In [1]:
import nltk
import numpy as np
import pandas as pd
import connect_aws_db as cadb
from textblob import TextBlob as tb

In [2]:
import string
import os

from sklearn.feature_extraction.text import TfidfVectorizer
from nltk.stem.porter import PorterStemmer
from sklearn.feature_extraction.text import TfidfTransformer
from sklearn.feature_extraction.text import CountVectorizer

In [3]:
engine = cadb.connect_aws_db(write_unicode=True)

In [10]:
nltk.download()


showing info http://www.nltk.org/nltk_data/
Out[10]:
True

Read in BF reviews


In [4]:
cmd = "SELECT review_rating, review_text FROM bf_reviews"

In [5]:
bfdf = pd.read_sql_query(cmd, engine)

In [6]:
bfdf


Out[6]:
review_rating review_text
0 5 Really nice property. Great walking areas for ...
1 5 We've stayed at this La Quinta several times w...
2 5 This place was awesome!! The entire staff was ...
3 5 We've stayed at this hotel two times with our ...
4 4 My room while a bit small was very clean and t...
5 3 The big gentleman who manages the front desk i...
6 1 I was driving from So Cal to Houston, TX for t...
7 2 the hotel was fine but it is all hard scape ar...
8 4 Hotel has a grass area and dog potty station. ...
9 3 My room in general was in need of a lot of gen...
10 5 Very dog friendly. Aimee at the front desk was...
11 3 Hotel and room were nice and the staff were ni...
12 5 Flawless
13 5 For once, the pictures posted for a hotel aren...
14 5 $50 a nite, but well worth it. Quiet, dog frie...
15 1 I can only hope the public does a little resea...

In [7]:
bfreviews = ('').join(bfdf['review_text'].values)

In [8]:
bfreviews[:500]


Out[8]:
u"Really nice property. Great walking areas for the pets. Centrally located.

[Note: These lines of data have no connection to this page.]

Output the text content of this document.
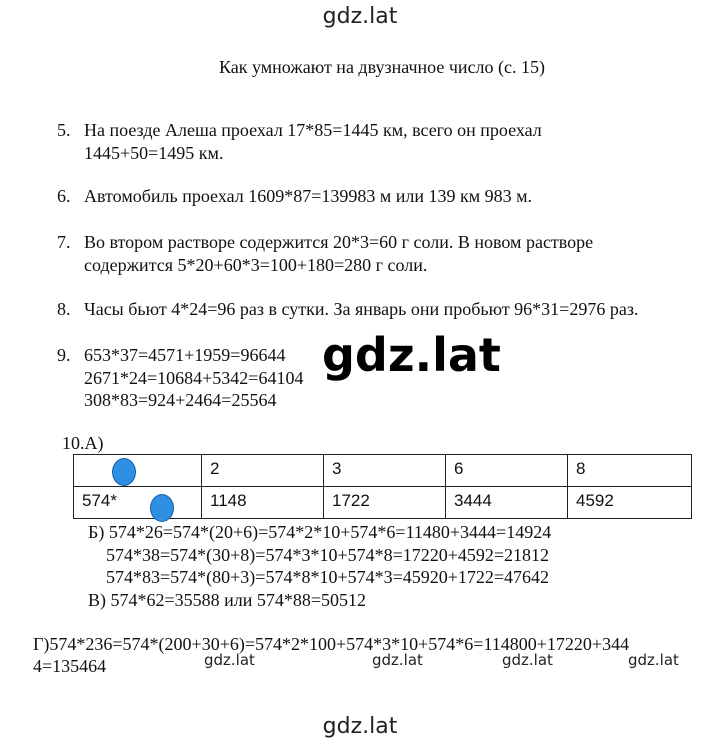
gdz.lat
Как умножают на двузначное число (с. 15)
5. На поезде Алеша проехал 17*85=1445 км, всего он проехал
1445+50=1495 км.
6. Автомобиль проехал 1609*87=139983 м или 139 км 983 м.
7. Во втором растворе содержится 20*3=60 г соли. В новом растворе
содержится 5*20+60*3=100+180=280 г соли.
8. Часы бьют 4*24=96 раз в сутки. За январь они пробьют 96*31=2976 раз.
9. 653*37=4571+1959=96644
2671*24=10684+5342=64104
308*83=924+2464=25564
gdz.lat
10.А)
	2	3	6	8
574*	1148	1722	3444	4592
Б) 574*26=574*(20+6)=574*2*10+574*6=11480+3444=14924
574*38=574*(30+8)=574*3*10+574*8=17220+4592=21812
574*83=574*(80+3)=574*8*10+574*3=45920+1722=47642
В) 574*62=35588 или 574*88=50512
Г)574*236=574*(200+30+6)=574*2*100+574*3*10+574*6=114800+17220+344
4=135464	gdz.lat	gdz.lat	gdz.lat	gdz.lat
gdz.lat
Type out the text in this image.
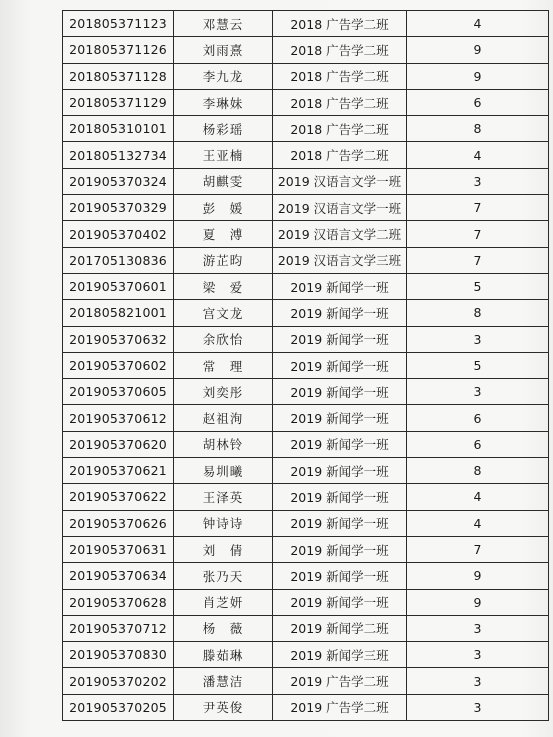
201805371123	邓慧云	2018 广告学二班	4
201805371126	刘雨熹	2018 广告学二班	9
201805371128	李九龙	2018 广告学二班	9
201805371129	李琳妹	2018 广告学二班	6
201805310101	杨彩瑶	2018 广告学二班	8
201805132734	王亚楠	2018 广告学二班	4
201905370324	胡麒雯	2019 汉语言文学一班	3
201905370329	彭　媛	2019 汉语言文学一班	7
201905370402	夏　溥	2019 汉语言文学二班	7
201705130836	游芷昀	2019 汉语言文学三班	7
201905370601	梁　爱	2019 新闻学一班	5
201805821001	宫文龙	2019 新闻学一班	8
201905370632	余欣怡	2019 新闻学一班	3
201905370602	常　理	2019 新闻学一班	5
201905370605	刘奕彤	2019 新闻学一班	3
201905370612	赵祖洵	2019 新闻学一班	6
201905370620	胡林铃	2019 新闻学一班	6
201905370621	易圳曦	2019 新闻学一班	8
201905370622	王泽英	2019 新闻学一班	4
201905370626	钟诗诗	2019 新闻学一班	4
201905370631	刘　倩	2019 新闻学一班	7
201905370634	张乃天	2019 新闻学一班	9
201905370628	肖芝妍	2019 新闻学一班	9
201905370712	杨　薇	2019 新闻学二班	3
201905370830	滕茹琳	2019 新闻学三班	3
201905370202	潘慧洁	2019 广告学二班	3
201905370205	尹英俊	2019 广告学二班	3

A lot of swimming pools to use. A water park for the kids. Pets are not allowed in the water park of course. The casita room was nice, but there was no table, making it hard to eat anything with the dogs there. Casita rooms are small. Overall, very nice!We've stayed at this La Quinta several times with our two mini schnauzers. The staff is all very friendly. Rooms were clean but not overly fancy - we felt like we didn't n"

Tokenize BF Data


In [ ]:
bftokens = nltk.word_tokenize(bfreviews)

In [29]:
len(bftokens)


Out[29]:
1042

In [30]:
stemmer = PorterStemmer()

In [31]:
bfstemmed = []

In [ ]:


In [32]:
for item in bftokens:
    bfstemmed.append(stemmer.stem(item))

In [33]:
len(bfstemmed)


Out[33]:
1042

In [34]:
bftext = nltk.Text(bfstemmed)

In [35]:
bfwords = [w.lower() for w in bftext]

In [36]:
bfvocab = sorted(set(bfwords))

In [37]:
len(bfvocab)


Out[37]:
388

Read in Yelp reviews


In [14]:
cmd = "SELECT review_rating, review_text FROM yelp_reviews"

In [15]:
yelpdf = pd.read_sql_query(cmd, engine)

In [16]:
len(yelpdf)


Out[16]:
6263

In [17]:
yelpreviews = ('').join(yelpdf['review_text'].values)
yelptokens = nltk.wordpunct_tokenize(yelpreviews)
yelptext = nltk.Text(yelptokens)
yelpwords = [w.lower() for w in yelptext]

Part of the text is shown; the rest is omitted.